Common Setup Mistakes
- Treating assessment completion as compliance: The most damaging mistake. A completed Credo AI assessment means you have collected and organised evidence against a policy pack's controls. It does not mean you are legally compliant with the EU AI Act or NIST AI RMF. Compliance is a legal determination; Credo AI is an evidence management tool.
- Not setting a review cadence: Credo AI assessments that are completed once and never reviewed become stale within months. Set calendar reminders or configure Credo AI's review reminder feature before closing the initial assessment.
- Missing the deployer context: If your organisation deploys a third-party AI system (rather than developing its own), you have different obligations than a provider. The policy pack must be configured for the deployer role; the Article 26 deployer controls are different from the Article 13 provider controls and require different evidence.
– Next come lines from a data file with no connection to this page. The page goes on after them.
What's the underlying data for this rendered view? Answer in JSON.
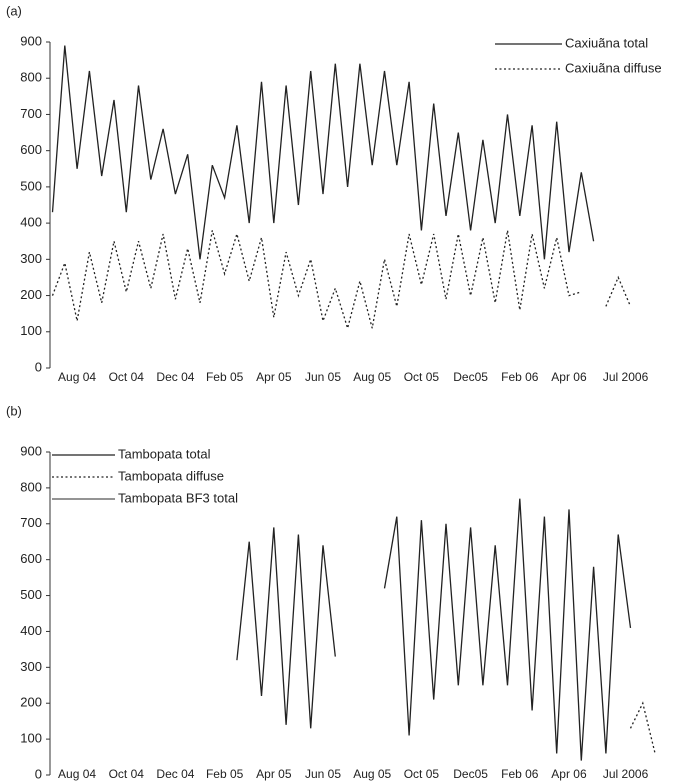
{
  "chart_data": [
    {
      "type": "line",
      "panel_label": "(a)",
      "x": [
        -1,
        -0.5,
        0,
        0.5,
        1,
        1.5,
        2,
        2.5,
        3,
        3.5,
        4,
        4.5,
        5,
        5.5,
        6,
        6.5,
        7,
        7.5,
        8,
        8.5,
        9,
        9.5,
        10,
        10.5,
        11,
        11.5,
        12,
        12.5,
        13,
        13.5,
        14,
        14.5,
        15,
        15.5,
        16,
        16.5,
        17,
        17.5,
        18,
        18.5,
        19,
        19.5,
        20,
        20.5,
        21,
        21.5,
        22,
        22.5
      ],
      "series": [
        {
          "name": "Caxiuãna total",
          "color": "#222222",
          "dash": "solid",
          "values": [
            430,
            890,
            550,
            820,
            530,
            740,
            430,
            780,
            520,
            660,
            480,
            590,
            300,
            560,
            470,
            670,
            400,
            790,
            400,
            780,
            450,
            820,
            480,
            840,
            500,
            840,
            560,
            820,
            560,
            790,
            380,
            730,
            420,
            650,
            380,
            630,
            400,
            700,
            420,
            670,
            300,
            680,
            320,
            540,
            350,
            null,
            null,
            null
          ]
        },
        {
          "name": "Caxiuãna diffuse",
          "color": "#222222",
          "dash": "dotted",
          "values": [
            200,
            290,
            130,
            320,
            180,
            350,
            210,
            350,
            220,
            370,
            190,
            330,
            180,
            380,
            260,
            370,
            240,
            360,
            140,
            320,
            200,
            300,
            130,
            220,
            110,
            240,
            110,
            300,
            170,
            370,
            230,
            370,
            190,
            370,
            200,
            360,
            180,
            380,
            160,
            370,
            220,
            360,
            200,
            210,
            null,
            170,
            250,
            170
          ]
        }
      ],
      "xlim": [
        -1.1,
        23.7
      ],
      "ylim": [
        0,
        900
      ],
      "yticks": [
        0,
        100,
        200,
        300,
        400,
        500,
        600,
        700,
        800,
        900
      ],
      "xticks": [
        {
          "value": 0,
          "label": "Aug 04"
        },
        {
          "value": 2,
          "label": "Oct 04"
        },
        {
          "value": 4,
          "label": "Dec 04"
        },
        {
          "value": 6,
          "label": "Feb 05"
        },
        {
          "value": 8,
          "label": "Apr 05"
        },
        {
          "value": 10,
          "label": "Jun 05"
        },
        {
          "value": 12,
          "label": "Aug 05"
        },
        {
          "value": 14,
          "label": "Oct 05"
        },
        {
          "value": 16,
          "label": "Dec05"
        },
        {
          "value": 18,
          "label": "Feb 06"
        },
        {
          "value": 20,
          "label": "Apr 06"
        },
        {
          "value": 22.3,
          "label": "Jul 2006"
        }
      ],
      "legend": "upper right"
    },
    {
      "type": "line",
      "panel_label": "(b)",
      "x": [
        6.5,
        7,
        7.5,
        8,
        8.5,
        9,
        9.5,
        10,
        10.5,
        11,
        11.5,
        12,
        12.5,
        13,
        13.5,
        14,
        14.5,
        15,
        15.5,
        16,
        16.5,
        17,
        17.5,
        18,
        18.5,
        19,
        19.5,
        20,
        20.5,
        21,
        21.5,
        22,
        22.5,
        23,
        23.5
      ],
      "series": [
        {
          "name": "Tambopata total",
          "color": "#222222",
          "dash": "solid",
          "values": [
            320,
            650,
            220,
            690,
            140,
            670,
            130,
            640,
            330,
            null,
            null,
            null,
            520,
            720,
            110,
            710,
            210,
            700,
            250,
            690,
            250,
            640,
            250,
            770,
            180,
            720,
            60,
            740,
            40,
            580,
            60,
            670,
            410,
            null,
            null
          ]
        },
        {
          "name": "Tambopata diffuse",
          "color": "#222222",
          "dash": "dotted",
          "values": [
            null,
            null,
            null,
            null,
            null,
            null,
            null,
            null,
            null,
            null,
            null,
            null,
            null,
            null,
            null,
            null,
            null,
            null,
            null,
            null,
            null,
            null,
            null,
            null,
            null,
            null,
            null,
            null,
            null,
            null,
            null,
            null,
            130,
            200,
            60
          ]
        },
        {
          "name": "Tambopata BF3 total",
          "color": "#555555",
          "dash": "solid",
          "values": [
            null,
            null,
            null,
            null,
            null,
            null,
            null,
            null,
            null,
            null,
            null,
            null,
            null,
            null,
            null,
            null,
            null,
            null,
            null,
            null,
            null,
            null,
            null,
            null,
            null,
            null,
            null,
            null,
            null,
            null,
            null,
            null,
            null,
            null,
            null
          ]
        }
      ],
      "xlim": [
        -1.1,
        23.7
      ],
      "ylim": [
        0,
        900
      ],
      "yticks": [
        0,
        100,
        200,
        300,
        400,
        500,
        600,
        700,
        800,
        900
      ],
      "xticks": [
        {
          "value": 0,
          "label": "Aug 04"
        },
        {
          "value": 2,
          "label": "Oct 04"
        },
        {
          "value": 4,
          "label": "Dec 04"
        },
        {
          "value": 6,
          "label": "Feb 05"
        },
        {
          "value": 8,
          "label": "Apr 05"
        },
        {
          "value": 10,
          "label": "Jun 05"
        },
        {
          "value": 12,
          "label": "Aug 05"
        },
        {
          "value": 14,
          "label": "Oct 05"
        },
        {
          "value": 16,
          "label": "Dec05"
        },
        {
          "value": 18,
          "label": "Feb 06"
        },
        {
          "value": 20,
          "label": "Apr 06"
        },
        {
          "value": 22.3,
          "label": "Jul 2006"
        }
      ],
      "legend": "upper left"
    }
  ]
}
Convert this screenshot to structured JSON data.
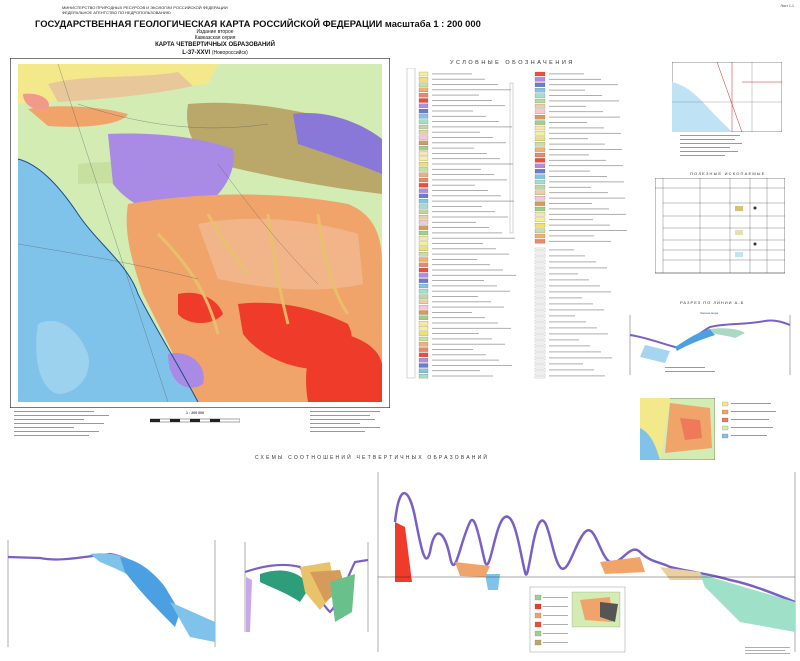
{
  "header": {
    "ministry_lines": [
      "МИНИСТЕРСТВО ПРИРОДНЫХ РЕСУРСОВ И ЭКОЛОГИИ РОССИЙСКОЙ ФЕДЕРАЦИИ",
      "ФЕДЕРАЛЬНОЕ АГЕНТСТВО ПО НЕДРОПОЛЬЗОВАНИЮ"
    ],
    "title": "ГОСУДАРСТВЕННАЯ ГЕОЛОГИЧЕСКАЯ КАРТА РОССИЙСКОЙ ФЕДЕРАЦИИ масштаба 1 : 200 000",
    "edition": "Издание второе",
    "series": "Кавказская серия",
    "subtitle": "КАРТА ЧЕТВЕРТИЧНЫХ ОБРАЗОВАНИЙ",
    "sheet_code": "L-37-XXVI",
    "sheet_name": "(Новороссийск)",
    "corner_id": "Лист 1-1"
  },
  "legend": {
    "title": "УСЛОВНЫЕ ОБОЗНАЧЕНИЯ",
    "colors": [
      "#f4f09a",
      "#efe070",
      "#c6e0a0",
      "#f2b070",
      "#e88a6a",
      "#ef4d3b",
      "#b48be0",
      "#6a7bd0",
      "#7fc6e8",
      "#9ee0c8",
      "#c4d4a0",
      "#e8d0a0",
      "#f5c6d8",
      "#d69a5a",
      "#9fd08a",
      "#f7e6a8"
    ]
  },
  "fossil_table": {
    "title": "ПОЛЕЗНЫЕ ИСКОПАЕМЫЕ"
  },
  "section": {
    "title": "РАЗРЕЗ ПО ЛИНИИ А-Б",
    "sea_label": "Черное море"
  },
  "schemes": {
    "title": "СХЕМЫ СООТНОШЕНИЙ ЧЕТВЕРТИЧНЫХ ОБРАЗОВАНИЙ"
  },
  "map": {
    "scale_label": "1 : 200 000",
    "colors": {
      "sea": "#7fc3ea",
      "lilac": "#a98be6",
      "orange": "#f0a46a",
      "red": "#ee3b2a",
      "olive": "#b9a86a",
      "lightgreen": "#d3ecb4",
      "yellow": "#f3e98a"
    }
  }
}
- Aggregating multiple models into one system record: Creates assessment ambiguity. A fine-tuned model is technically a different system from the base model it was derived from. Create separate records and link them via the platform's provenance features.
- Uploading draft documents as evidence: Evidence in Credo AI should reflect the approved, version-controlled state of your documentation. Uploading working drafts creates a misleading compliance picture and can cause problems if the platform's outputs are shared externally.
- Not configuring threshold alerts: SDK-generated metrics without alert thresholds do not trigger any action. Configure thresholds for each metric in Credo AI so that a degradation in fairness or accuracy automatically flags the assessment for review.